Waitaminute. Lewis knew about nookie?
Bloody hell.
Waitaminute. Lewis knew about nookie?
Bloody hell.
[quote]
Waitaminute. Lewis knew about nookie?
Bloody hell.
[/quotre]
'course he did. Read The Great Divorce. The Hell-spawn Lizard of Lust becomes the Stallion of Sexuality in good Christian stewardship.
You didn’t answer one of my questions though. Who said, “Professor Lewis, I’m afraid you brought sex into your talks on Eros”?
This is getting picky, I suppose, but the lectures were not “rejected as unfit for US broadcast.” They were broadcast, but to a smaller market than originally planned. The problem was not “naughty-word-itis.” There is no obscene or even titillating language in The Four Loves. There is frank talk about sex, but that’s different. An analogous situation to what the foundation did would be if a media company with two TV networks, one a broadcast network and one a cable network, looked at the pilot of a new series that they had produced to be shown on their broadcast network and said, “This doesn’t really fit our demographics for the broadcast network. Let’s put it on our cable network.” It sounded like you were saying that there were prudes in the Episcopal Radio-TV Foundation who were horrified by the lectures and wanted to deep-six them. It was more like a business decision by the management of the foundation according to what fit the demographics of their audience.
Incidentally, you do realize that Walter Hooper is untrustworthy on various things, don’t you?
Elendil’s Heir writes:
> Waitaminute. Lewis knew about nookie?
Am I being whooshed here? Do you seriously think that Lewis was prudish? Have you read any of his books?
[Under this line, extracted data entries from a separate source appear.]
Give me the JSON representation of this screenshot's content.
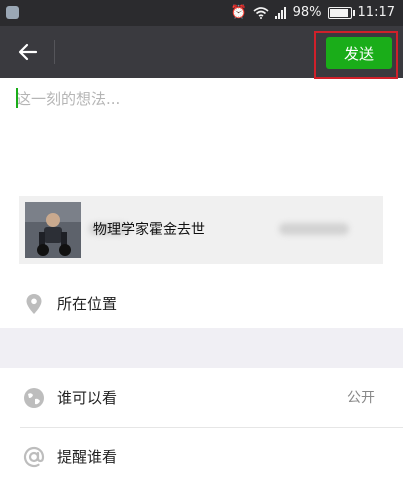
{
  "status_bar": {
    "battery": "98%",
    "time": "11:17"
  },
  "toolbar": {
    "send_label": "发送"
  },
  "compose": {
    "placeholder": "这一刻的想法..."
  },
  "link_card": {
    "title": "物理学家霍金去世"
  },
  "location": {
    "label": "所在位置"
  },
  "visibility": {
    "label": "谁可以看",
    "value": "公开"
  },
  "remind": {
    "label": "提醒谁看"
  },
  "colors": {
    "send_green": "#1aad19",
    "toolbar_bg": "#3a3a3f",
    "highlight_red": "#d0202a"
  },
  "icons": {
    "back": "arrow-left-icon",
    "location": "location-pin-icon",
    "visibility": "globe-icon",
    "remind": "at-sign-icon"
  }
}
Perelandra (a.k.a. Voyage to Venus) and That Hideous Strength are positively drenched in sexuality, and it is rarely absent from his other fictional works, aside from the Narnia series. He found American nice-nellyism comical–and incomprehensible, to boot, coming from the land that had given the world Jane Russell.
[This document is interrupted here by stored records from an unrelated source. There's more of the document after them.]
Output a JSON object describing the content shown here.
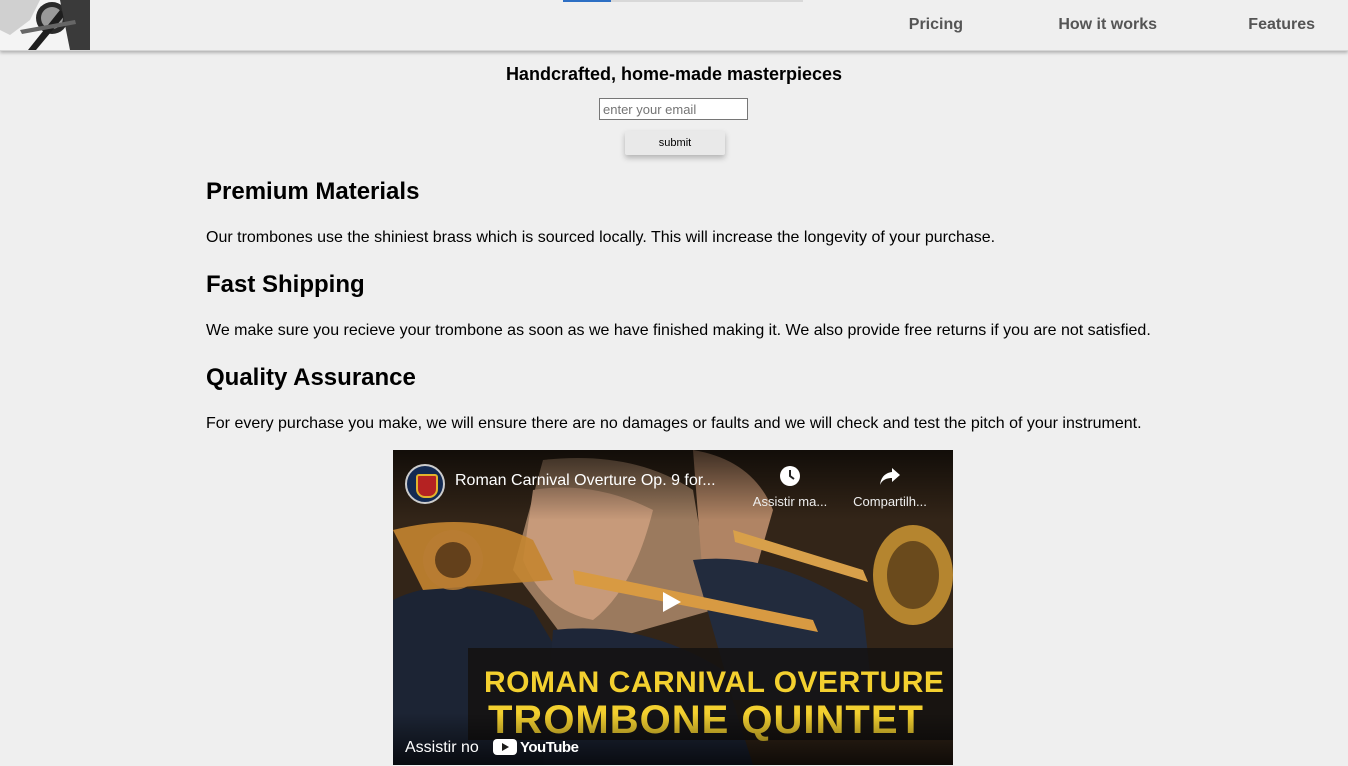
{
  "header": {
    "nav": [
      {
        "label": "Pricing"
      },
      {
        "label": "How it works"
      },
      {
        "label": "Features"
      }
    ],
    "progress": 0.2
  },
  "hero": {
    "title": "Handcrafted, home-made masterpieces",
    "email_placeholder": "enter your email",
    "submit_label": "submit"
  },
  "features": [
    {
      "title": "Premium Materials",
      "text": "Our trombones use the shiniest brass which is sourced locally. This will increase the longevity of your purchase."
    },
    {
      "title": "Fast Shipping",
      "text": "We make sure you recieve your trombone as soon as we have finished making it. We also provide free returns if you are not satisfied."
    },
    {
      "title": "Quality Assurance",
      "text": "For every purchase you make, we will ensure there are no damages or faults and we will check and test the pitch of your instrument."
    }
  ],
  "video": {
    "title": "Roman Carnival Overture Op. 9 for...",
    "watch_later": "Assistir ma...",
    "share": "Compartilh...",
    "banner_line1": "ROMAN CARNIVAL OVERTURE",
    "banner_line2": "TROMBONE QUINTET",
    "watch_on": "Assistir no",
    "platform": "YouTube"
  },
  "colors": {
    "background": "#efefef",
    "nav_text": "#555555",
    "banner_text": "#f3d02f",
    "progress_fill": "#2d6fc4"
  }
}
You haven’t seen The Silver Chair.
“She made love to everyone—the grooms, the porters, the housemaids, the ladies-in-waiting, and the elderly giant lords whose hunting days were past.”
Yes. I just wanted to be able to use the word “bloody” again, to get the thread back on track.
I realize that he has been accused of fraud by a delusional woman whose charges have been conclusively refuted.
But this is getting ridiculously far afield from the topic of this thread.
John W. Kennedy writes:
> I realize that he has been accused of fraud by a delusional woman whose
> charges have been conclusively refuted.
You’re wrong, but let’s discuss this some other time and place.